Is the following operator (related to the Dirac's delta) bounded?

Question

Consider $\eta \colon [-1,0] \to \mathbb{R}$ of bounded variation and define the (delay) operator $\Phi \colon \mathcal{C}[-1,0] \to \mathbb{R}$ by $$\Phi f = \int_{-1}^{0} f d \eta$$ for $f \in \mathcal{C}[-1,0]$ where the integral is the Riemann-Stieltjes integral.
$\Phi$ is a bounded linear operator acting on $\mathcal{C}[-1,0]$ and so by continuous embeddings it is a bounded linear operator acting on the Sobolev space $W^{1,2}[-1,0]$.

Now [Bátkai, András, and Susanna Piazzera. Semigroups for delay equations. CRC Press, 2005.] p.69 example 3.28 claims that $$\Phi f= f(-1), f \in W^{1,2}[-1,0]$$ is representable in the integral form before and it is a bounded linear operator.

But $\eta$ in this case should be the Dirac's delta in $-1$, i.e. $\eta = \delta_{-1}$.

It feels weird that it is a bounded linear operator on $W^{1,2}$ when usually distributions are defined as linear continuous functionals on $C_{0}^{\infty}$ which is a much smaller space? I mean ok this should be another way to define functionals from distributions right?

From the point of view of calcultions it seems like that: $$|\Phi f|= |f(-1)| \leq |f|_{\mathcal{C}^0} \leq C |f|_{W^{1,2}}$$ where $|\cdot|_{\mathcal{C}^0}$ is the sup norm.

Anyway since $\eta= \delta_{-1}$ is not a function can you define the Riemann-Stieltjes integral correctly?

Answer 1

Actually, in terms of Stieltjes integral, the evaluation at a point is represented by the Heaviside function and not the Dirac delta. More precisely, if you have $H_{-1}(x) = \mathbf{1}_{x>-1}$ then $$ f(-1) = \int_{-\infty}^\infty f(x)\,\mathrm d H_{-1}(x) = \int_{-\infty}^\infty f(x)\,\delta_{-1}(\mathrm d x) $$ The Dirac delta $\delta_{-1}$ is only the derivative (in the sense of distributions) of your function of bounded variation $H_{-1}$ ... As I explained more precisely here, the ambiguity is due to the abusive notation $∫ f\,\mathrm d \mu$ when $\mu$ is a measure, which should rather be $∫ f\,\mu = ∫ f\,\mathrm d \eta$ or $∫ f(x)\,\mu(\mathrm d x) = ∫ f(x)\,\mathrm d \eta(x)$ to be coherent with the Stieltjes integral.

Distributions are usually defined on $C^\infty_c$ when one wants to be able to take a lot of derivatives.
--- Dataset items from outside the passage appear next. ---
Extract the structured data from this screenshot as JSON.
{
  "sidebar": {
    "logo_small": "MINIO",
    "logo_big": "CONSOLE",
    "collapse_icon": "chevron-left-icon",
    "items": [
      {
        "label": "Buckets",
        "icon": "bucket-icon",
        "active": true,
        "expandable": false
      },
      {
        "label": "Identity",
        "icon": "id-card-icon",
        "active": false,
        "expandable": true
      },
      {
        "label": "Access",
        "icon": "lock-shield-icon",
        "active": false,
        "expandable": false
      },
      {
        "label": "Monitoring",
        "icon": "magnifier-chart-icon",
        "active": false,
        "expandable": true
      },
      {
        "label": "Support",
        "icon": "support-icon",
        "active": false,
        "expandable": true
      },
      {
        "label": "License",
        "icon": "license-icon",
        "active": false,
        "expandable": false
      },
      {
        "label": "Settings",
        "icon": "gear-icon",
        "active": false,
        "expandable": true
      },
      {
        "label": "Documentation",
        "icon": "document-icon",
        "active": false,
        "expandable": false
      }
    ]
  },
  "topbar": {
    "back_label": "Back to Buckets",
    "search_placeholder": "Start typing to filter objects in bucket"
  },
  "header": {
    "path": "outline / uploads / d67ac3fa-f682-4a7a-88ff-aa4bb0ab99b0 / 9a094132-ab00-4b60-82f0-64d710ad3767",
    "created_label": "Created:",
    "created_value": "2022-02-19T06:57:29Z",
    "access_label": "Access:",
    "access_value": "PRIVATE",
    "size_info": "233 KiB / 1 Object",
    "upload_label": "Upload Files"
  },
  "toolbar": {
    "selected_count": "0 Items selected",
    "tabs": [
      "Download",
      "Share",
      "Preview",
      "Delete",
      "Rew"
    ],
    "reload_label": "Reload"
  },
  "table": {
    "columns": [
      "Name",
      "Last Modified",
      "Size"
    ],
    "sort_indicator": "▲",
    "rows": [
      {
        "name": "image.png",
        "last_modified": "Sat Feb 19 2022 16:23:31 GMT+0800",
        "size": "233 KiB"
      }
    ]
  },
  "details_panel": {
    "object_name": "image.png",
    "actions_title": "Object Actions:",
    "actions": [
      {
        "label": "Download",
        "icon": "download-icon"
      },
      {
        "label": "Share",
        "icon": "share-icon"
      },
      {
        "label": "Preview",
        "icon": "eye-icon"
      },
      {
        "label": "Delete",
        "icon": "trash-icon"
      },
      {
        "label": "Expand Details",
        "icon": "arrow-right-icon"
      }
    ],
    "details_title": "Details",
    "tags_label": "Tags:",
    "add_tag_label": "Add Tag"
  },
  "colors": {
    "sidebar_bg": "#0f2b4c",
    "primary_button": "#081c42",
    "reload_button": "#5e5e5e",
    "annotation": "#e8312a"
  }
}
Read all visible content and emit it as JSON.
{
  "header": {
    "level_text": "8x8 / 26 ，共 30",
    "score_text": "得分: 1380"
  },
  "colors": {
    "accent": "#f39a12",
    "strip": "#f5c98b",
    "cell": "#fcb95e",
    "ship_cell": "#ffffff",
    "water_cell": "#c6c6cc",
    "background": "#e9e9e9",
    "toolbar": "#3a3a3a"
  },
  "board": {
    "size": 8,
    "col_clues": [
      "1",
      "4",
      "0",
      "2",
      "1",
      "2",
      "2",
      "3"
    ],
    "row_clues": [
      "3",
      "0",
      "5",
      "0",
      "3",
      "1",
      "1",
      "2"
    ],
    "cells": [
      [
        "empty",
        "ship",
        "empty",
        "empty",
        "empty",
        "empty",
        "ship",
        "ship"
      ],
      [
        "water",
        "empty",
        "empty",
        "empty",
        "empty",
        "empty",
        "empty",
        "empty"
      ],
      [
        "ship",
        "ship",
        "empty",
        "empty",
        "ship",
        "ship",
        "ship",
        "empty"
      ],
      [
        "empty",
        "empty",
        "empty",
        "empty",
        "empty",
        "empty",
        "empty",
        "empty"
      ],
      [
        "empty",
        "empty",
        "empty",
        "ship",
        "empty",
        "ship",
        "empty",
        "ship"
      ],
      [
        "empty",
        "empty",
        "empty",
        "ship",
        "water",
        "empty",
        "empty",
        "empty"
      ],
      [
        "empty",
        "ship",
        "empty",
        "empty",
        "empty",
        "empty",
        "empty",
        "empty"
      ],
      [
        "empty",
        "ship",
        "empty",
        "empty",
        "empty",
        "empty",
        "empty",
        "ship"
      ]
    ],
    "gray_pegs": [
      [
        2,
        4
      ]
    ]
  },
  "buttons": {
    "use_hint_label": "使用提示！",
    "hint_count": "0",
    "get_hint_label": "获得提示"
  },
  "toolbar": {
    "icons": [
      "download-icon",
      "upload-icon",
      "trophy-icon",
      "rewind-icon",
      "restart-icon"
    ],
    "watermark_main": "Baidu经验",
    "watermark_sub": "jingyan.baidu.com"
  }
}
The distributions of order $0$ are isomorphic to measures, and so to every distribution of order $0$ one associates a measure such that the formula $$ \langle\mu,\varphi\rangle = ∫ \varphi(x)\,\mu(\mathrm d x) $$ holds for every test function in $C^\infty_c$. But the right hand-side can be defined through the usual measure and integration theory, so one can take any $\varphi\in L^1(\mu)$. And so in particular, any function $\varphi\in C^0$.

Still, it is indeed a bit weird here to use the fact that one can write $f(-1)$ as an integral to deduce the result, and your computation $|f(-1)| ≤ \|f\|_{C^0} ≤ C\|f\|_{W^{1,2}}$ makes much more sense.